Na mais recente aposta da editora Ala dos Livros, os leitores portugueses têm a oportunidade de percorrer a vida de Charles Baudelaire numa obra com argumento e ilustrações de Yslaire.
Senhora Aupick,
A vós, que me perguntais quem sou, posso dizê-lo.
Mas, correndo o risco de parecer orgulhosa, nenhum leitor de ‘As Flores do Mal´ esquecerá a Vénus negra de Charles Baudelaire, a musa imoral, amaldiçoada, do maior dos poetas malditos.
Sim, sou eu, a bela tenebrosa, a cara indolente, que caminha a compasso, bela de requebros, como uma serpente que dança...
É assim que os leitores voltam à infância do escritor e percorrem vários episódios de uma vida conturbada, enquanto desvendam a complexa relação apaixonada entre Charles e Jeanne. Um dos primeiros momentos que marcam a vida de Charles é a morte do seu pai e como isso se reflete na relação com a sua mãe. Esta acaba por encontrar um companheiro, o general Aupick, com quem o escritor terá vários choques ideológicos. Charles embarca assim numa vida de boémia e luxúria com os seus colegas Théophile Gautier, Félix Nadar e Gerárd de Nerval. Charles assume a postura de um verdadeiro dandy parisiense, que o levará, mais tarde, a ter problemas financeiros e algumas recaídas ao longo da sua vida.

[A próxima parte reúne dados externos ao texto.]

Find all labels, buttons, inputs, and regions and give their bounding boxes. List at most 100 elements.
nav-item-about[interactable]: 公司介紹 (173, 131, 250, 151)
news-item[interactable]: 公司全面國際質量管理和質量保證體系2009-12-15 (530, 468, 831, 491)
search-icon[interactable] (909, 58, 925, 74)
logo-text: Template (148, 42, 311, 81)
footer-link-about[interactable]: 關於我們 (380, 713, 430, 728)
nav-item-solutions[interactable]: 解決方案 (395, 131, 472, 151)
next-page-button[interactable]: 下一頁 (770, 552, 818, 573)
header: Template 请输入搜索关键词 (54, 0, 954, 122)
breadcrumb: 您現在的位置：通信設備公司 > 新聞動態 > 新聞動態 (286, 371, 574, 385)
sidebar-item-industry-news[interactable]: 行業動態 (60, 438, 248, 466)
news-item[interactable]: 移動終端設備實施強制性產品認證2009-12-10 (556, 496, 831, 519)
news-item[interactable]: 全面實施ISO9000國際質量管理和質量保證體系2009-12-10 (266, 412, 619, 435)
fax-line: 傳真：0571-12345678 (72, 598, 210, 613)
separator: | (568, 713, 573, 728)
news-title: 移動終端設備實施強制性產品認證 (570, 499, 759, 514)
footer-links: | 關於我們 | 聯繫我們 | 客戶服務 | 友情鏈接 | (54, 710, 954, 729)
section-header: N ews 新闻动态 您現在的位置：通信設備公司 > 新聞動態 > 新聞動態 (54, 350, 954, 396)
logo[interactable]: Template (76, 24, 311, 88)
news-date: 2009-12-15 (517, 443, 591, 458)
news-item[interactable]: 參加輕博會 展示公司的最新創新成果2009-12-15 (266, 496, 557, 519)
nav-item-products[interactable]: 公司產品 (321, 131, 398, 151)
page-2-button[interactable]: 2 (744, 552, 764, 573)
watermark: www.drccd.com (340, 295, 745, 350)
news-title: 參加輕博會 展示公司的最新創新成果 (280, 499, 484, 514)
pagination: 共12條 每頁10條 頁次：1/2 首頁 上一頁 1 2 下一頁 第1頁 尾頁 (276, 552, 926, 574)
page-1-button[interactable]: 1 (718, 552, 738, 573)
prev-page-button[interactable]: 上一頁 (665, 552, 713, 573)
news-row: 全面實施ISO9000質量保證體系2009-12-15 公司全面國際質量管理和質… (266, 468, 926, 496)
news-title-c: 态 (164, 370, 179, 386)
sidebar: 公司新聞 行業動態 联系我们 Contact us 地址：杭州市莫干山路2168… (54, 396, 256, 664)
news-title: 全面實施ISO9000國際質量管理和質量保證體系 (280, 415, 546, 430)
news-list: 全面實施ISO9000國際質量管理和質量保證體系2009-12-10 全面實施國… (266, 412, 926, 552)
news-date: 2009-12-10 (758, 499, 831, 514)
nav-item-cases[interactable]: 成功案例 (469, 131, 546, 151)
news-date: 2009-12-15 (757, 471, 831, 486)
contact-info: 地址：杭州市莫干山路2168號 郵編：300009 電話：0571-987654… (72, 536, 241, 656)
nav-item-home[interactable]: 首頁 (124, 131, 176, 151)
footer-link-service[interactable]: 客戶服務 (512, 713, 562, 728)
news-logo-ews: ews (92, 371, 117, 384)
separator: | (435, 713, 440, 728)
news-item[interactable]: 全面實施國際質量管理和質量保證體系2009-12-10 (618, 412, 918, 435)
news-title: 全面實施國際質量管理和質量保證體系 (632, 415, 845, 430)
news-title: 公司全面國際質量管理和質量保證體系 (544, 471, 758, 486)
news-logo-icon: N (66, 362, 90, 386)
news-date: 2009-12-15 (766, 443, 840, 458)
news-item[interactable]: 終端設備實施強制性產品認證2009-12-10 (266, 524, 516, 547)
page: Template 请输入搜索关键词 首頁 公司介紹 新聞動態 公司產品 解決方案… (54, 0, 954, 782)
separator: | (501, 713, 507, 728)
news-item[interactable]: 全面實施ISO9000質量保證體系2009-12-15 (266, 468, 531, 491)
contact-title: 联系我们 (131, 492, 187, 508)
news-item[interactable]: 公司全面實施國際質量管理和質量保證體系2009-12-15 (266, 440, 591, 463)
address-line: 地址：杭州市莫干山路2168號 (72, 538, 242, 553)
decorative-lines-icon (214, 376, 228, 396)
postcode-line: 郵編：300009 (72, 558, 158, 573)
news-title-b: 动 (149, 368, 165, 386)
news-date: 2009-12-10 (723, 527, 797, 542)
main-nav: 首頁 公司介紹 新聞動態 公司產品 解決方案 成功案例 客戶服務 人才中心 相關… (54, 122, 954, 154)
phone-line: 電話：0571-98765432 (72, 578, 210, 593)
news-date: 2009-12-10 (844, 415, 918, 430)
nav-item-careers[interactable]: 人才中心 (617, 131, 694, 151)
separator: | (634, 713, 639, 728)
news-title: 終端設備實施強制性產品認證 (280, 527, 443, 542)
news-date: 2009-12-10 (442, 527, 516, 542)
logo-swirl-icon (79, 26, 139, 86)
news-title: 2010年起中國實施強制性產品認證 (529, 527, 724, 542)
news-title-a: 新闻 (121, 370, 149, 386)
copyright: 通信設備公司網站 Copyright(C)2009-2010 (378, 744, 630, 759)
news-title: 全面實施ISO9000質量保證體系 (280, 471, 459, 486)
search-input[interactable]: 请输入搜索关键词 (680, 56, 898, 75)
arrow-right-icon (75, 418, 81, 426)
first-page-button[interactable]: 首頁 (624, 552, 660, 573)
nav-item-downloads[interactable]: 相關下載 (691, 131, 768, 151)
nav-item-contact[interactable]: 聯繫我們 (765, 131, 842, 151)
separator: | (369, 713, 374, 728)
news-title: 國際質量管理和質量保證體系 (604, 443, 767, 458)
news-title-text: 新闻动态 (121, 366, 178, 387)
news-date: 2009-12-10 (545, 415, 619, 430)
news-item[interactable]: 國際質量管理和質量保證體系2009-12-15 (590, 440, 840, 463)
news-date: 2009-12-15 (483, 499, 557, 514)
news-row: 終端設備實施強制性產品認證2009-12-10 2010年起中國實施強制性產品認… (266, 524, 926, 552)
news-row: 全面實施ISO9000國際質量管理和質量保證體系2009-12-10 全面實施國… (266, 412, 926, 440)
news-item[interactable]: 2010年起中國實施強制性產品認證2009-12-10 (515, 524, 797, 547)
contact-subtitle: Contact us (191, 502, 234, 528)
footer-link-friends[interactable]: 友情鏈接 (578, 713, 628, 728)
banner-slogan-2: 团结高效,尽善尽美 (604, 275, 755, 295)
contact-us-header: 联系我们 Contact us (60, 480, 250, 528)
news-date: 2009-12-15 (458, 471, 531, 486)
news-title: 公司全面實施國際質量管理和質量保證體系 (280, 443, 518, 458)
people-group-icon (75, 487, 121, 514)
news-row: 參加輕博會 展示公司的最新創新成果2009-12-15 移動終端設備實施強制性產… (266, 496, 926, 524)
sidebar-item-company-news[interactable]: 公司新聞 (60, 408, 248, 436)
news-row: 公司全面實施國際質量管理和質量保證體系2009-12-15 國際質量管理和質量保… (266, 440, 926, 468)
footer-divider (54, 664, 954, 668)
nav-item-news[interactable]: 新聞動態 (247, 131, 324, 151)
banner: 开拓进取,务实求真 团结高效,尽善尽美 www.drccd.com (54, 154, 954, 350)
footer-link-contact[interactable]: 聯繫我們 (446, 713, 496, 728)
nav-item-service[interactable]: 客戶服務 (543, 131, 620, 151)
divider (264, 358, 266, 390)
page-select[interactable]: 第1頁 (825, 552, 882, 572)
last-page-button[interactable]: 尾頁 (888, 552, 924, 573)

Durante uma ida ao teatro, Charles conhece a sua musa. Após visitar a mesma no backstage começa a complexa relação entre ambos. O argumentista consegue traçar todos os problemas e inseguranças que o escritor possui e como este recorre à sua vénus nos momentos em que mais necessita. A relação entre os dois é bastante física e o autor recorre à arte para o demonstrar. É igualmente interessante a forma como o artista consegue retratar a opressão e racismo que Jeanne sofre ao longo da sua vida, através dos comentários da mãe de Charles em relação à sua companheira mas também alguns comentários referidos pelos seus colegas. O artista consegue retratar o pensamento retrógrado de um século misógino, preconceituoso e racista.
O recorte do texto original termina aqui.